I struggled with a couple of little things early on – her chin wasn’t right, I worked and reworked her cheekbone a few times until I got it where I wanted it (and then discovered that a little fix around her eye that I initially didn’t see was enough to cure a lot of other ills), and her right eye took me probably seven attempts to get properly placed and sized. But I worked through those, and right now, I’ve gotta tell you, I’m pretty happy with the way this is progressing. In terms of size, this is the biggest drawing I’ve attempted in 20 years, and if it keeps going the way it has started, it’ll be a keeper.
Flickr’s big update
In conjunction with its huge announcement that it had acquired Tumblr for just over a billion dollars, Yahoo! on Monday also re-launched a totally overhauled [Flickr. Flickr has been one of the sad sacks of the social media world for a long time; it’s the grand-daddy of photo sharing communities, but Yahoo allowed it to languish and mostly ignored it. Photo-sharing features were implemented poorly and quite slowly, and over time it simply faded into “who cares?” territory for all but the hardcore pro photographers who continued to hang out there — most people simply shifted the destination of their camera-phone photos to Facebook or Instagram or something similar.
But this new Yahoo under Marissa Meyer seems to be serious about becoming a competitor to Google in the web services arena. The new Flickr is amazing; the redesign is beautiful and offers some genuinely attractive ways to interact with your photos. They’ve also added the now-ubiquitous cover photo to your profile page, are allowing high-res avatars, etc. It’s nice to look at.
The biggest news, however, is that every single user of the site – every one of them – has, entirely for free, one terabyte of image storage. A terabyte. Compare that to the five free gigabytes you get from Google Drive or Dropbox or the seven from Amazon’s Cloud Drive. Granted Flickr is only for images and three-minute-or-less videos, but still — a terabyte of storage. For free.
I put that into some perspective on Facebook Monday night. I recounted a story about driving from Manhattan, Kan., to Circuit City in Topeka when I was in college so I could spend $225 on a 1.1-gigabyte hard drive for my Xeos-brand 486 running Windows 95. That was a huge hard drive at the time; I think you could get them in the four- to six-gigabyte range at retail for several times what I paid for my single gig.
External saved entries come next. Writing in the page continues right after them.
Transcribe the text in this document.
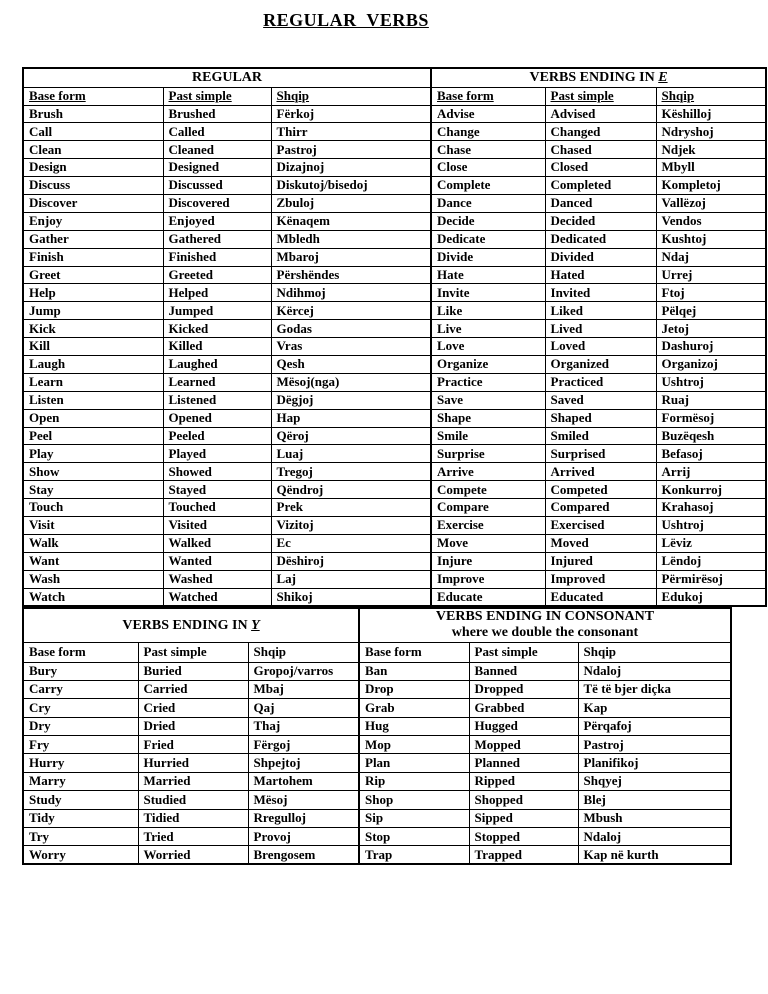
REGULAR  VERBS
REGULAR			VERBS ENDING IN E		
Base form	Past simple	Shqip	Base form	Past simple	Shqip
Brush	Brushed	Fërkoj	Advise	Advised	Këshilloj
Call	Called	Thirr	Change	Changed	Ndryshoj
Clean	Cleaned	Pastroj	Chase	Chased	Ndjek
Design	Designed	Dizajnoj	Close	Closed	Mbyll
Discuss	Discussed	Diskutoj/bisedoj	Complete	Completed	Kompletoj
Discover	Discovered	Zbuloj	Dance	Danced	Vallëzoj
Enjoy	Enjoyed	Kënaqem	Decide	Decided	Vendos
Gather	Gathered	Mbledh	Dedicate	Dedicated	Kushtoj
Finish	Finished	Mbaroj	Divide	Divided	Ndaj
Greet	Greeted	Përshëndes	Hate	Hated	Urrej
Help	Helped	Ndihmoj	Invite	Invited	Ftoj
Jump	Jumped	Kërcej	Like	Liked	Pëlqej
Kick	Kicked	Godas	Live	Lived	Jetoj
Kill	Killed	Vras	Love	Loved	Dashuroj
Laugh	Laughed	Qesh	Organize	Organized	Organizoj
Learn	Learned	Mësoj(nga)	Practice	Practiced	Ushtroj
Listen	Listened	Dëgjoj	Save	Saved	Ruaj
Open	Opened	Hap	Shape	Shaped	Formësoj
Peel	Peeled	Qëroj	Smile	Smiled	Buzëqesh
Play	Played	Luaj	Surprise	Surprised	Befasoj
Show	Showed	Tregoj	Arrive	Arrived	Arrij
Stay	Stayed	Qëndroj	Compete	Competed	Konkurroj
Touch	Touched	Prek	Compare	Compared	Krahasoj
Visit	Visited	Vizitoj	Exercise	Exercised	Ushtroj
Walk	Walked	Ec	Move	Moved	Lëviz
Want	Wanted	Dëshiroj	Injure	Injured	Lëndoj
Wash	Washed	Laj	Improve	Improved	Përmirësoj
Watch	Watched	Shikoj	Educate	Educated	Edukoj
VERBS ENDING IN Y			VERBS ENDING IN CONSONANT
where we double the consonant		

Base form	Past simple	Shqip	Base form	Past simple	Shqip
Bury	Buried	Gropoj/varros	Ban	Banned	Ndaloj
Carry	Carried	Mbaj	Drop	Dropped	Të të bjer diçka
Cry	Cried	Qaj	Grab	Grabbed	Kap
Dry	Dried	Thaj	Hug	Hugged	Përqafoj
Fry	Fried	Fërgoj	Mop	Mopped	Pastroj
Hurry	Hurried	Shpejtoj	Plan	Planned	Planifikoj
Marry	Married	Martohem	Rip	Ripped	Shqyej
Study	Studied	Mësoj	Shop	Shopped	Blej
Tidy	Tidied	Rregulloj	Sip	Sipped	Mbush
Try	Tried	Provoj	Stop	Stopped	Ndaloj
Worry	Worried	Brengosem	Trap	Trapped	Kap në kurth
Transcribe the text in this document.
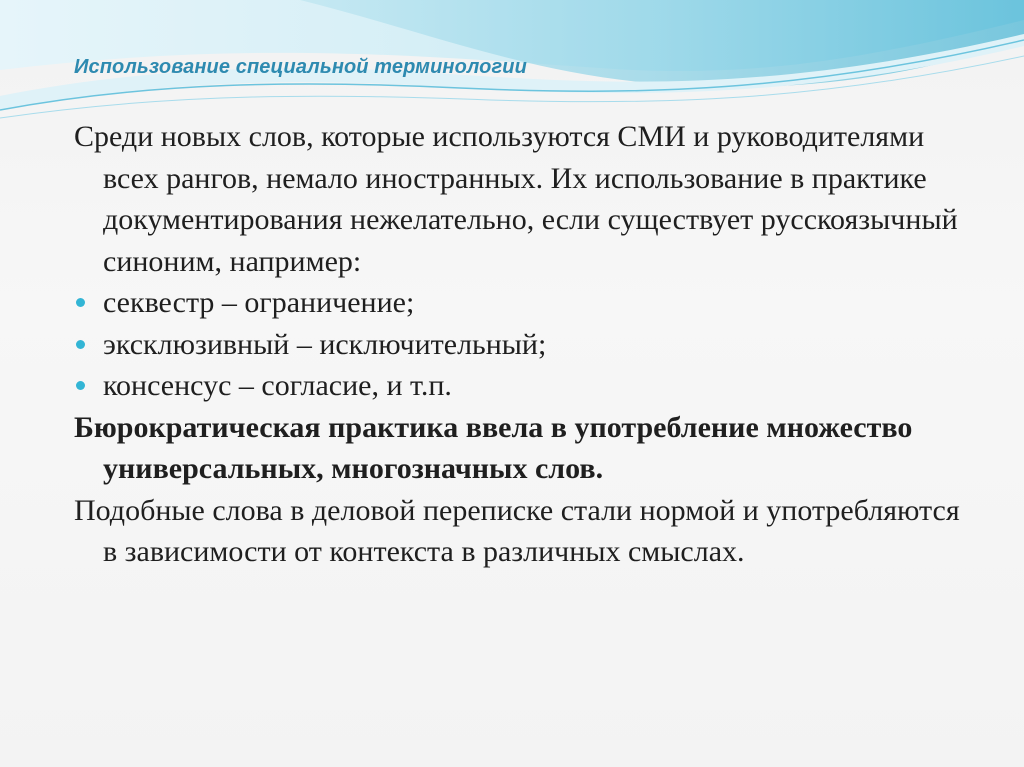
Использование специальной терминологии

Среди новых слов, которые используются СМИ и руководителями всех рангов, немало иностранных. Их использование в практике документирования нежелательно, если существует русскоязычный синоним, например:

секвестр – ограничение;

эксклюзивный – исключительный;

консенсус – согласие, и т.п.

Бюрократическая практика ввела в употребление множество универсальных, многозначных слов.

Подобные слова в деловой переписке стали нормой и употребляются в зависимости от контекста в различных смыслах.
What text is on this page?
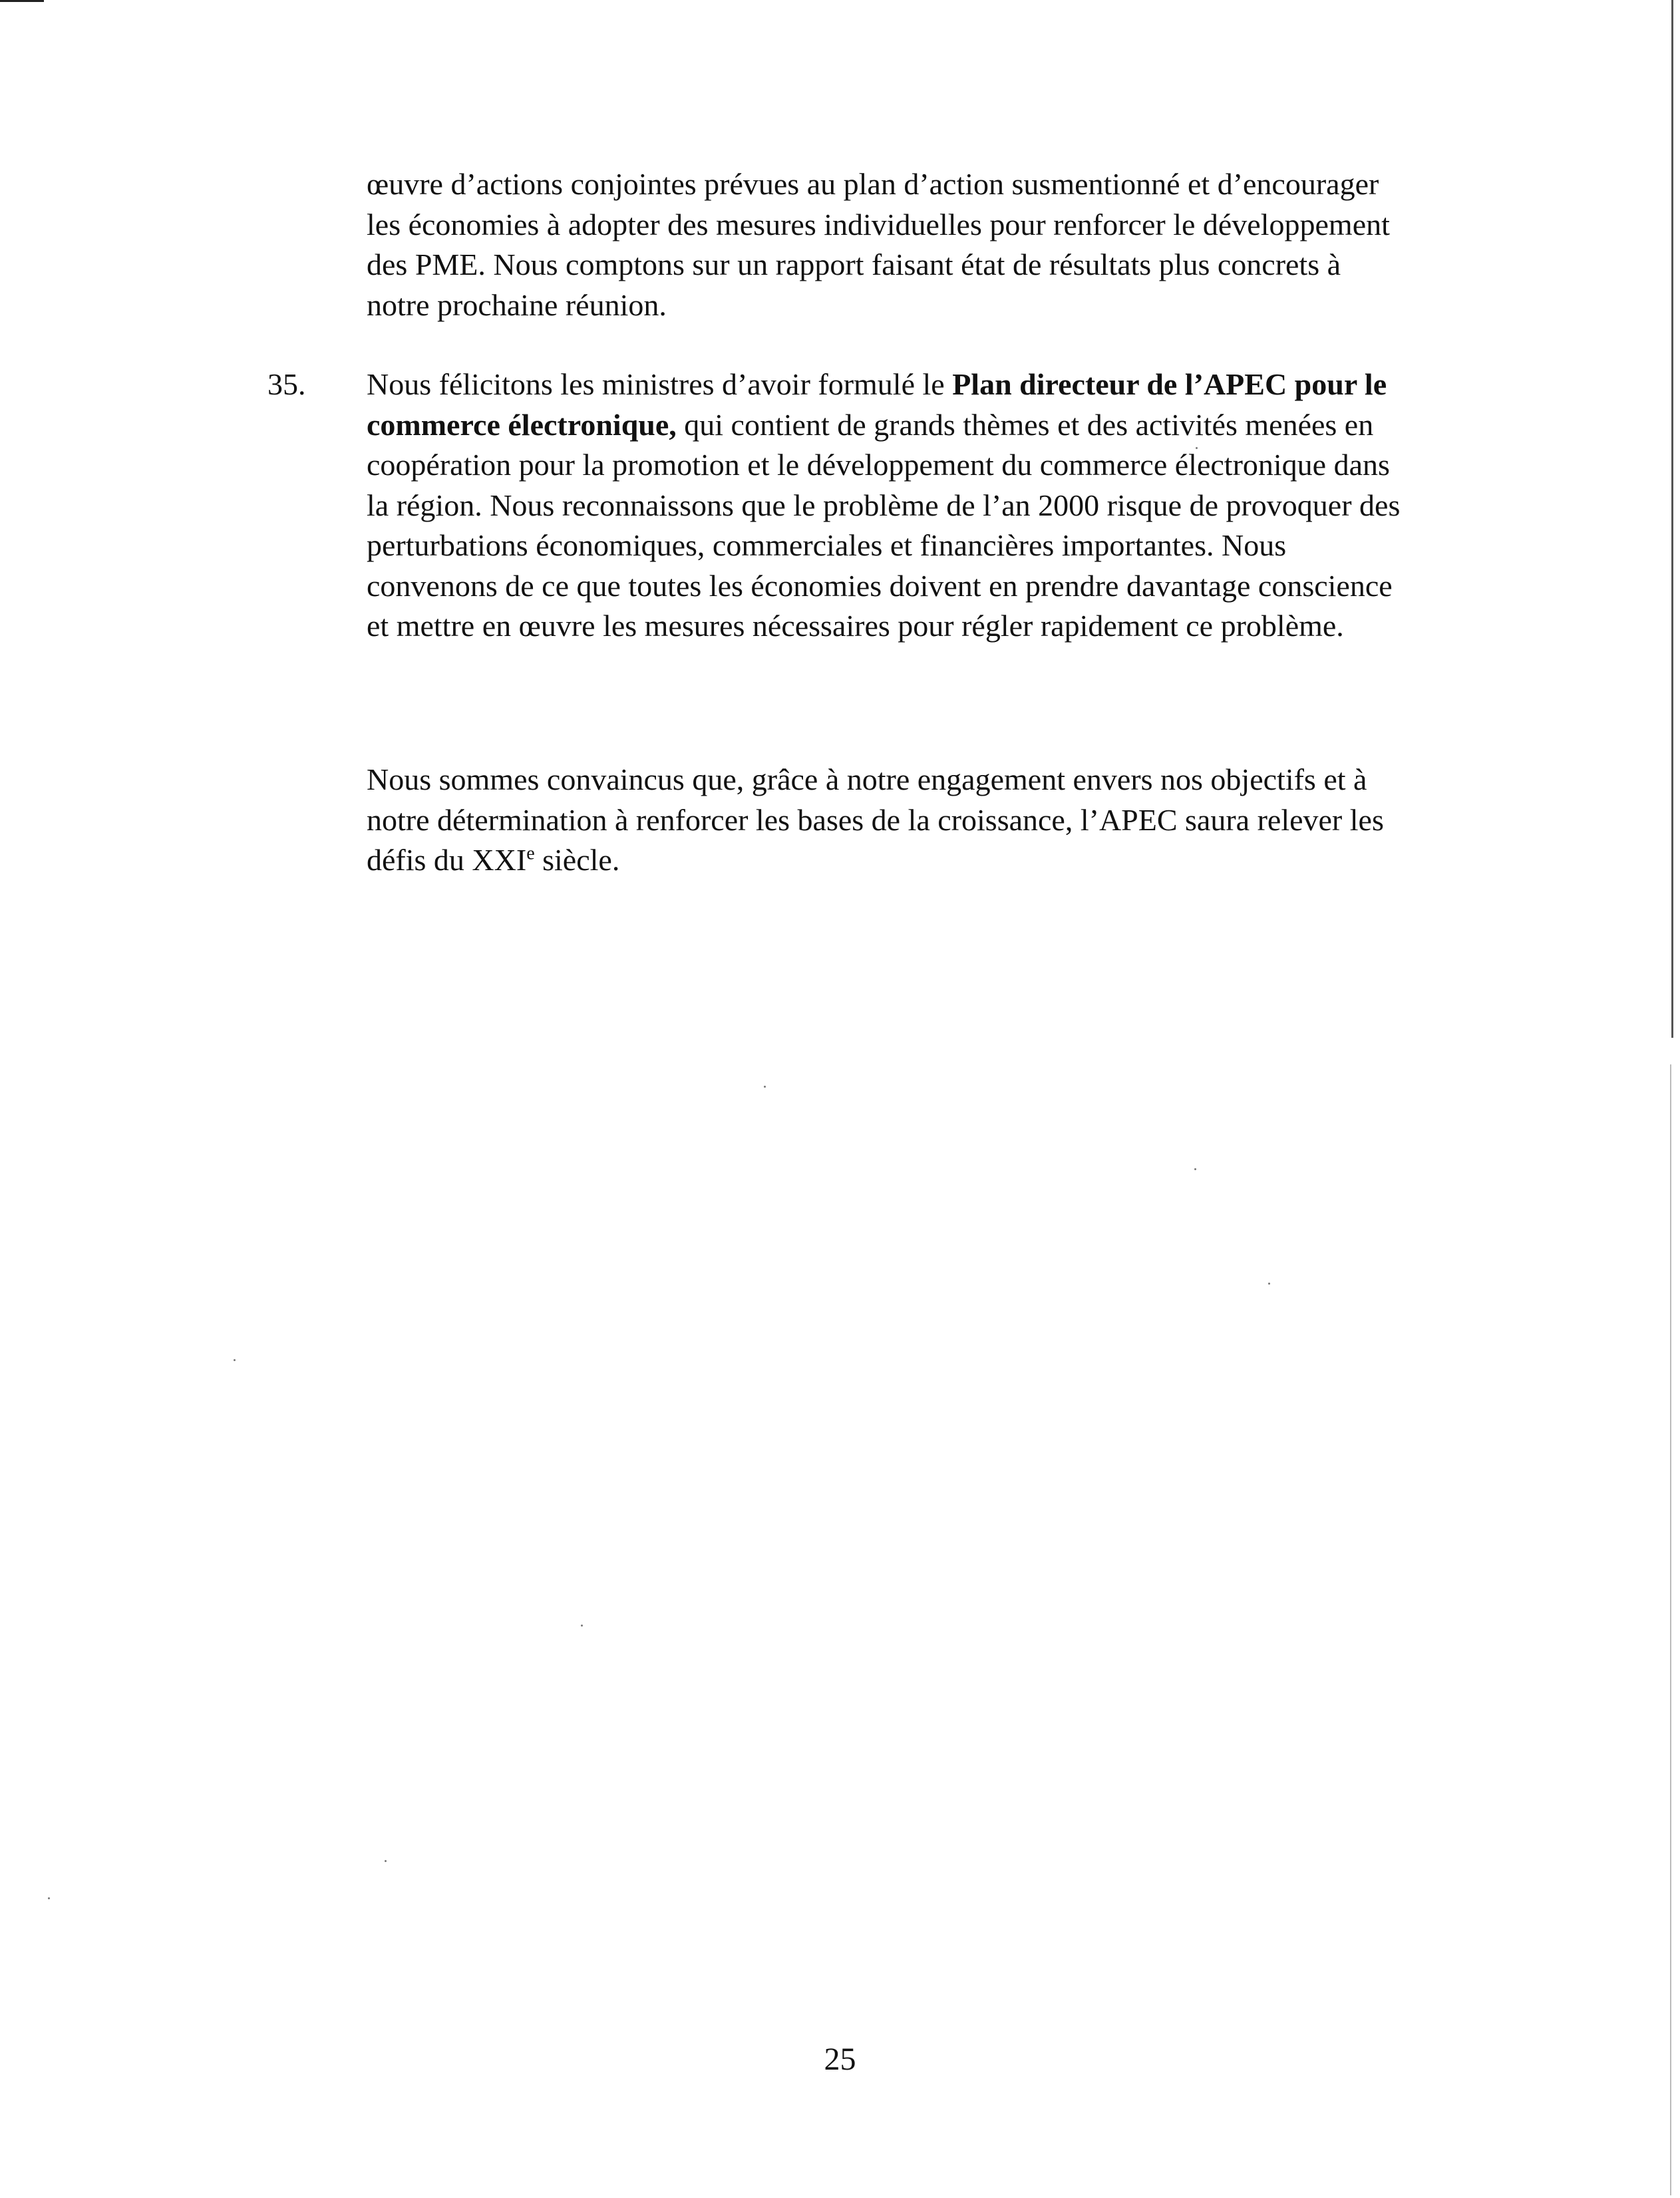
œuvre d’actions conjointes prévues au plan d’action susmentionné et d’encourager les économies à adopter des mesures individuelles pour renforcer le développement des PME. Nous comptons sur un rapport faisant état de résultats plus concrets à notre prochaine réunion.

35. Nous félicitons les ministres d’avoir formulé le Plan directeur de l’APEC pour le commerce électronique, qui contient de grands thèmes et des activités menées en coopération pour la promotion et le développement du commerce électronique dans la région. Nous reconnaissons que le problème de l’an 2000 risque de provoquer des perturbations économiques, commerciales et financières importantes. Nous convenons de ce que toutes les économies doivent en prendre davantage conscience et mettre en œuvre les mesures nécessaires pour régler rapidement ce problème.

Nous sommes convaincus que, grâce à notre engagement envers nos objectifs et à notre détermination à renforcer les bases de la croissance, l’APEC saura relever les défis du XXIe siècle.

25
Yahoo gave a terabyte of storage away for free on Monday; had I wanted to acquire one terabyte of storage space on the day I bought that hard drive, it would have cost me $210,000. That’s an amazing window into how much – and how quickly – technology has changed in the last 15 years or so.
It’s incredible. Legitimately, amazingly incredible. And comparing the price of that 1.1-gigabyte hard drive to a free terabyte of storage makes me wonder what astonishing things I have today will seem equally ludicrous in terms of their price-to-performance ratio in another 15 years.